We visit one last beach we hadn’t been to before to find out it is not layered with white sand like the others but with white powder. The sand is so fine here that it is powdery and sticks to everything. It is very soft on the feet. Nikki has a blast rubbing, and rubbing, and rubbing in it until her whole face is caked with the stuff. She has it in her eyes and on her tongue but doesn’t want water to wash it off; she’s a happy messy puppy.

Just before sunset we watch two whales swim up the narrow channel between the island and the mainland. The larger of the two is showing off its moves and arches its whole body out of the water, does a 360 and slaps back into the sea with a thundering sound that echoes. That sound is so deep and loud, it speaks to the size of the whale. Since it is so dark, we do not know what type of whale we have just been watching but the next day when another boat comes around the anchorage, they speak of having seen blue whales – for what it’s worth. We are glad we saw the whales before darkness set in for all nights the thunderous clapping continued and we would’ve wondered what the heck that type of sound was coming from if we hadn’t seen the source firsthand.

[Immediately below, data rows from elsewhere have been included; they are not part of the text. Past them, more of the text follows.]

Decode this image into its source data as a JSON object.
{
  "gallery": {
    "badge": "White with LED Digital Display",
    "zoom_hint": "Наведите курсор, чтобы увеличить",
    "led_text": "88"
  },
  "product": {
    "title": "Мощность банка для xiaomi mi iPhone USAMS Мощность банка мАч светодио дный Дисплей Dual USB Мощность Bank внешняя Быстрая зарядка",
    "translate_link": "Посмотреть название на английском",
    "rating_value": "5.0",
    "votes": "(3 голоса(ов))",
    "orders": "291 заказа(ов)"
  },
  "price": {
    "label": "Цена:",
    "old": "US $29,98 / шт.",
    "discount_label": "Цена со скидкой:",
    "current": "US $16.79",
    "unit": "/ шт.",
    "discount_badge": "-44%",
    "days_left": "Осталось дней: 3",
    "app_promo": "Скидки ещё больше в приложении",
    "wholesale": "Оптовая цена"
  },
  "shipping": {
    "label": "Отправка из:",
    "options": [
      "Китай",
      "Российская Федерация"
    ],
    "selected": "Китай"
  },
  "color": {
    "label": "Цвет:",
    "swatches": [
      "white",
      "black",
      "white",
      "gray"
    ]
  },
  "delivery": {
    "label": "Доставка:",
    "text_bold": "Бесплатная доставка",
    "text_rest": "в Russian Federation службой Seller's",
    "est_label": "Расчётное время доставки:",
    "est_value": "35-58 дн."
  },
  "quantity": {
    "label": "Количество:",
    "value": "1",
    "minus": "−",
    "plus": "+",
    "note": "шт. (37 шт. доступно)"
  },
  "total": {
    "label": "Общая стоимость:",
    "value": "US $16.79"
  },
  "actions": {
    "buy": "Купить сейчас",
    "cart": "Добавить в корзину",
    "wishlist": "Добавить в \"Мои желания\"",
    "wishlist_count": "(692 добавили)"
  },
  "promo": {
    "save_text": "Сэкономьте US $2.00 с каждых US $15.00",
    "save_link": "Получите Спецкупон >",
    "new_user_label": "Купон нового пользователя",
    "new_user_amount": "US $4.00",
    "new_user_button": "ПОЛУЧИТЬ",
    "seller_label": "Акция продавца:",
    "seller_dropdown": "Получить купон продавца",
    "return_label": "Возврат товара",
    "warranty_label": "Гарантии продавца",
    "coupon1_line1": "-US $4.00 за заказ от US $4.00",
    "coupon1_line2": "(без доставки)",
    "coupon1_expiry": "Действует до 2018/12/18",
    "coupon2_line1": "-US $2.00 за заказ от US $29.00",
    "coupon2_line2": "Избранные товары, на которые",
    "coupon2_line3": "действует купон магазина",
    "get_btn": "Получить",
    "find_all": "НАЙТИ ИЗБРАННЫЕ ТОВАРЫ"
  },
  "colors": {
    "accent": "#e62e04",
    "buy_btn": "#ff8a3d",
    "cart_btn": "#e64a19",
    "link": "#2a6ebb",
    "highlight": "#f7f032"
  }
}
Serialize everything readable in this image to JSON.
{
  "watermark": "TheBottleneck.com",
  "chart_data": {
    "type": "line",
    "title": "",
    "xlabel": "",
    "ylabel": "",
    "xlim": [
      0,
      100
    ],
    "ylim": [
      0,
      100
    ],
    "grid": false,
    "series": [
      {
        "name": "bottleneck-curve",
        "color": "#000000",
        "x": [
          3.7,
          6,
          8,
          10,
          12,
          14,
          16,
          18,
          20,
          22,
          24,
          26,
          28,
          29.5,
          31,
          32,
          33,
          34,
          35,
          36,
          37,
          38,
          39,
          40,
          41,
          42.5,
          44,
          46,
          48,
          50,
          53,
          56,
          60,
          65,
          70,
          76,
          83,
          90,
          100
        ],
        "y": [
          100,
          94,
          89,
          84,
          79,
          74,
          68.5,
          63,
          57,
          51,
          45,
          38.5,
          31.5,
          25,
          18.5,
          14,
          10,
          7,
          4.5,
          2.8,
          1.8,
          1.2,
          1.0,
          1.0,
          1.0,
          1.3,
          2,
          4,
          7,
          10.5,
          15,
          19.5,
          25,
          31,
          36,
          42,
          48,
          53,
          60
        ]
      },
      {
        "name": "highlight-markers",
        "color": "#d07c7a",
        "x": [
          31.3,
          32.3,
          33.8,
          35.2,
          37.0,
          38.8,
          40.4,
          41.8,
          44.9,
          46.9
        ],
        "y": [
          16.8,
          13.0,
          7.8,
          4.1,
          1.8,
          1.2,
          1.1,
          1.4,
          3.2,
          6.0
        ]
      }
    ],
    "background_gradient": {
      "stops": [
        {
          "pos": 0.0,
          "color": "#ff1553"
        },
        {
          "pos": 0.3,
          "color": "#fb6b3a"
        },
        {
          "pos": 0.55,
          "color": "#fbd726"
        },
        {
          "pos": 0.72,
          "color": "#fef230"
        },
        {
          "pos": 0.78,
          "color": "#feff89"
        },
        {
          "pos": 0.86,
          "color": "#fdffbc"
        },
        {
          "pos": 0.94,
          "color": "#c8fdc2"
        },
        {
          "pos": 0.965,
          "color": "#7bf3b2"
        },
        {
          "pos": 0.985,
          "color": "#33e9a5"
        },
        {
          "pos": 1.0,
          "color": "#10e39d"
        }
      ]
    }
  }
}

The next day while we take Nikki to shore in the dinghy, another whale is near us. Now it’s one thing to see a whale in the distance from shore or from our boat, quite different to feel one brush against the hull of your boat like in Bahia San Quintin but it’s yet an entirely other story to be near one in a small dinghy – one can feel extremely vulnerable all of the sudden. We take Nikki to shore safely only to look back and see that the whale is heading where the boats are anchored. We watch from shore for a long time and never see it again. We cannot figure out where it went from there but we return to Déjàlà hoping we don’t run into it on the way back. 


Trigger fish found dead on several beaches...  Great teeth!